Postcard from Kenya: Mara Plains

Our group split up this morning, after 7 days and nights together. Most were headed to Nairobi and home, but Christina and I had planned to spend a bit more time in Kenya. 

I would be spending one more night at another Mara-based camp, Mara Plains, about 2 and a half hours by car from Serian. After a very chilly early morning ride, my last guide, Duncan, picked me up at a crossroad near the Ulare River.

On the way to camp, we saw a bunch of safari vehicles parked on both sides of the river. Duncan heard on the radio that there was a leopard in the underbrush. Of course, he spotted it long before I did. It was a huge female that was almost completely camouflaged against her leafy resting spot. In your mind, you know that animals are often well-camouflaged to avoid predators, but you don’t hear as much about the predators, themselves. In Kenya, ALL animals blend in among the grass, scrub brush, rocks, and dirt. Hippos and crocodiles look almost exactly like the rocks in the rivers. The lions, cheetahs, and leopards are nearly invisible as they lie in wait for their next meal.

Mara Plains Camp is also situated right on a river, the Ulare in this case, but feels so different than Serian. In fact, each of the four camps I visited felt entirely different. At Mara Plains, you feel like you’re in a luxury treehouse, with catwalks connecting the tents and the lodge and monkeys swinging overhead. Serian felt like you were on a luxury camping trip, with your best friends and family. Finch Hattan, which I thought would feel like the ultimate tented camp that it IS, felt more like a secret jungle club and you were lucky enough to be invited to join. Ol Donyo, the only camp I visited with bungalows built into a hillside, with its plunge pools and star beds overlooking the Chyulu Plains seemed like an intimate boutique hotel with games drives.

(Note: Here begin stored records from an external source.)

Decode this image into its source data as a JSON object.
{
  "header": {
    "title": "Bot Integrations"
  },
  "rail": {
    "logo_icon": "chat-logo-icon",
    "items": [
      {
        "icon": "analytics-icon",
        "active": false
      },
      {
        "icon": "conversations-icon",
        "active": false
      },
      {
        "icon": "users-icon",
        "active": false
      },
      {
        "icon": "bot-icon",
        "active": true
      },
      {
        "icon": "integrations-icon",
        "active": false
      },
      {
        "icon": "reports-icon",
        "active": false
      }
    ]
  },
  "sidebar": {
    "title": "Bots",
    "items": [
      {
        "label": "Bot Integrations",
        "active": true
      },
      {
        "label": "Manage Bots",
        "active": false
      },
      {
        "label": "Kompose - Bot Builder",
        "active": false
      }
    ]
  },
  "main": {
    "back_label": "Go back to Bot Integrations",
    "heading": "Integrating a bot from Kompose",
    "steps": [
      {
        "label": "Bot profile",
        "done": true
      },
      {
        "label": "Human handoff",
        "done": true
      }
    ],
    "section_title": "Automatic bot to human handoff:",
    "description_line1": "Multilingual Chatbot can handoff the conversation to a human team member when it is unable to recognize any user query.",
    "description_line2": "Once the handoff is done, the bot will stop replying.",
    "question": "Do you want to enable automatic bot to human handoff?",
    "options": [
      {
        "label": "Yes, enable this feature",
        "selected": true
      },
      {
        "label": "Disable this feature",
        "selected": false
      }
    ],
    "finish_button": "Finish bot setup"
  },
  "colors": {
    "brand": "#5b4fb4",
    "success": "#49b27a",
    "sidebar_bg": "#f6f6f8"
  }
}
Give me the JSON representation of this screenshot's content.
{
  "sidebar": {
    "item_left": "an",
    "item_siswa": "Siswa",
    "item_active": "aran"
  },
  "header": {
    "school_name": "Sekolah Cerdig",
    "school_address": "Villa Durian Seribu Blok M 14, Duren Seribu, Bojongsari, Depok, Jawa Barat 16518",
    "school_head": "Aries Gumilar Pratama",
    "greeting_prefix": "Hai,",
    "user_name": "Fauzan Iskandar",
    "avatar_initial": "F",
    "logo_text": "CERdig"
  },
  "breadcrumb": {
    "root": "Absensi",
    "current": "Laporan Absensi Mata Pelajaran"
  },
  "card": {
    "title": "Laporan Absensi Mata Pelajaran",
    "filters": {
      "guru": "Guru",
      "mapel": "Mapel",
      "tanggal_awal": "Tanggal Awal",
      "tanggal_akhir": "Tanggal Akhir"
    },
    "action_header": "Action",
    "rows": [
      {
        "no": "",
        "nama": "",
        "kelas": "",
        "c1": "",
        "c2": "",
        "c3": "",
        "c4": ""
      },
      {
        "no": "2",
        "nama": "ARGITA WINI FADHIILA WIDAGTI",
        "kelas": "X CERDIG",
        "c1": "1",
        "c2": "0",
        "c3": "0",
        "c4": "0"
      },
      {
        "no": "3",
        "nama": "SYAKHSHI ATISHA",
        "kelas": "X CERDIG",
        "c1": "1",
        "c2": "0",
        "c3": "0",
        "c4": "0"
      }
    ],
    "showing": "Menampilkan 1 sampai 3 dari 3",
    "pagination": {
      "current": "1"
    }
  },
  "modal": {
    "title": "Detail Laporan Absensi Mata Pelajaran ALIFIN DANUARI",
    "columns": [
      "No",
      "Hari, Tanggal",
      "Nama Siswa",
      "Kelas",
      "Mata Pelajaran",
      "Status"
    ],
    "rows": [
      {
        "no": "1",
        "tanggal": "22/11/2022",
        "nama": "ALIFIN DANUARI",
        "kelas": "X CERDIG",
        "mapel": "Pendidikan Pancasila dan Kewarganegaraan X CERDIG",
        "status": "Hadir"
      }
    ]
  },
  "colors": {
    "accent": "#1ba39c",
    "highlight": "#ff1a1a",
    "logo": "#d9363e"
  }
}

When planning safaris, it’s customary to combine several camps so that the landscape, wildlife and experiences vary. Every camp isn’t going to appeal to every traveler. For a first-timer like me, it was all a great adventure. I loved the wide open space, the early morning quiet, the amazing variety of birds, watching the animals share their magnificent habitats, eating breakfast on a Mara hillside, and just about everything else. Kenya absolutely delivers the safari experience you’ve read about in books or seen in old movies. Go see it while it’s still there to be seen. I know I’ll go back…and probably more than once.